A inovação está, portanto, presente desde o início da sua carreira e Afro Fado não foi exceção, onde os ritmos “hip-hopianos” dos álbuns anteriores não se fazem ouvir tão fortemente. Nota-se uma grande influência da dança e da eletrónica, em que a maior parte dos temas têm ritmos mais mexidos e acelerados (em paradoxal contraste com o nome do seu autor), que entram e ficam no cérebro, em loop.

Outro exemplo do rasgo criativo de Slow foi a exposição pop-up, “Casa do Afro Fado”, em Marvila, que acompanhou o lançamento do álbum. Com curadoria do já mencionado autor da capa do disco, Fidel Évora, os visitantes tiveram a possibilidade de, ao longo de três dias e com entrada livre, ver vários itens de memorabilia, tal como roupa ou peças de mobiliário, enquanto ouviam Afro Fado, por inteiro, a ecoar nos altifalantes da exposição.

Já no que toca às letras, mantém a linha dos anteriores projetos rimáticos, The Free Food Tape (2015), The Art of Slowing Down (2017) eYou Are Forgiven (2019).

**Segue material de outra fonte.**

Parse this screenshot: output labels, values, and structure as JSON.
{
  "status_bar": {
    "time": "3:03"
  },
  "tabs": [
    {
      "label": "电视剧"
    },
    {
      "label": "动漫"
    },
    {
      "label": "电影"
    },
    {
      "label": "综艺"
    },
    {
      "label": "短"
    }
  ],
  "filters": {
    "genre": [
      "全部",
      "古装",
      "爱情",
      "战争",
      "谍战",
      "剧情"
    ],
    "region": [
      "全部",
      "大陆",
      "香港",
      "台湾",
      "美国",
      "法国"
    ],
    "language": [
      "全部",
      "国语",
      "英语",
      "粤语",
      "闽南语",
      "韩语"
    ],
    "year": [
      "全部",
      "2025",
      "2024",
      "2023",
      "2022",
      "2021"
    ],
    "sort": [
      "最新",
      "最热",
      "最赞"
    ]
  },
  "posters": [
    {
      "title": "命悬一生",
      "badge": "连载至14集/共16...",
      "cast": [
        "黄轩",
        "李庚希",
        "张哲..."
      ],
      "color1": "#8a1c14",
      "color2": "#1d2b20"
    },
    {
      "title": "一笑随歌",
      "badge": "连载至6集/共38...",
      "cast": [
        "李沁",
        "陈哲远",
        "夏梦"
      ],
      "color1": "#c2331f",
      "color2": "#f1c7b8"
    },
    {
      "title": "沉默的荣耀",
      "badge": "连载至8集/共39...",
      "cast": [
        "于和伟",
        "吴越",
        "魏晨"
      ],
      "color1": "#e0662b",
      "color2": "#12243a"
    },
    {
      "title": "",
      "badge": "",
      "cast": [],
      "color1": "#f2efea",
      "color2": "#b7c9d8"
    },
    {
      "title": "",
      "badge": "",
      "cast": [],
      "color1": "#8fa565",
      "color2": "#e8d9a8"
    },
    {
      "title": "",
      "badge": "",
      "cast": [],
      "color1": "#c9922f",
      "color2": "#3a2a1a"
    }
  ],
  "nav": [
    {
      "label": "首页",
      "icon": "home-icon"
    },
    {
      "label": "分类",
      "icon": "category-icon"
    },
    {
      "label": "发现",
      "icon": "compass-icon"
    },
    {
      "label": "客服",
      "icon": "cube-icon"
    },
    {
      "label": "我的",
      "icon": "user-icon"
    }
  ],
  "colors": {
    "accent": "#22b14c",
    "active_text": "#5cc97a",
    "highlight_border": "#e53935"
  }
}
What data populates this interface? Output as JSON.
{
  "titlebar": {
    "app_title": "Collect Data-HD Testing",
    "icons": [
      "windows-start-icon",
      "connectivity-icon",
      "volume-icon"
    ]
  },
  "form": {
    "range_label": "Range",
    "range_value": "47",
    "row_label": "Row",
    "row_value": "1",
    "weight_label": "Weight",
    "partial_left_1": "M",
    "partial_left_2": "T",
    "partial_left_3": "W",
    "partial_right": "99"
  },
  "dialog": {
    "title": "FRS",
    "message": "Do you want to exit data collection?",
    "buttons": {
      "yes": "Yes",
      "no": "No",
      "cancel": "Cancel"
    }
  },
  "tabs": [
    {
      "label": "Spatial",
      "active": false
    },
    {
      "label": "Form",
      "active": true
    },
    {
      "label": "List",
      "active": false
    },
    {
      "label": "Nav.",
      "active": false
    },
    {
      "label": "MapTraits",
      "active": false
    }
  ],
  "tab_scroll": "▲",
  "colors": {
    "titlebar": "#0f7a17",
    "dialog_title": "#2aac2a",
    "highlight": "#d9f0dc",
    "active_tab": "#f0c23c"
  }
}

A métrica e os temas são os mesmos: a reflexão acerca da vida e dos seus inúmeros acontecimentos, das relações e da família (o pai e o filho de Slow J são peças fulcrais e centrais de Afro Fado), da carreira, da sua identidade, do seu passado, presente e futuro; o tempo que passa, os sonhos que acontecem, os que se concretizam e os que ainda estão à espera do seu momento, que chegará, como chegou sempre até agora.

“Quem apostou contra nós/Agora já não ‘tá com vontade de rir disso” diz em “Origami”, tema que encerra o álbum. Apostar contra Slow J é o mesmo que não saber do que se fala. Os números valem o que valem, mas falam por si, assim como a constante e inegável qualidade do seu trabalho. Slow J está aqui para ficar. Os sonhos, bem protegidos, concretizam-se e concretizar-se-ão.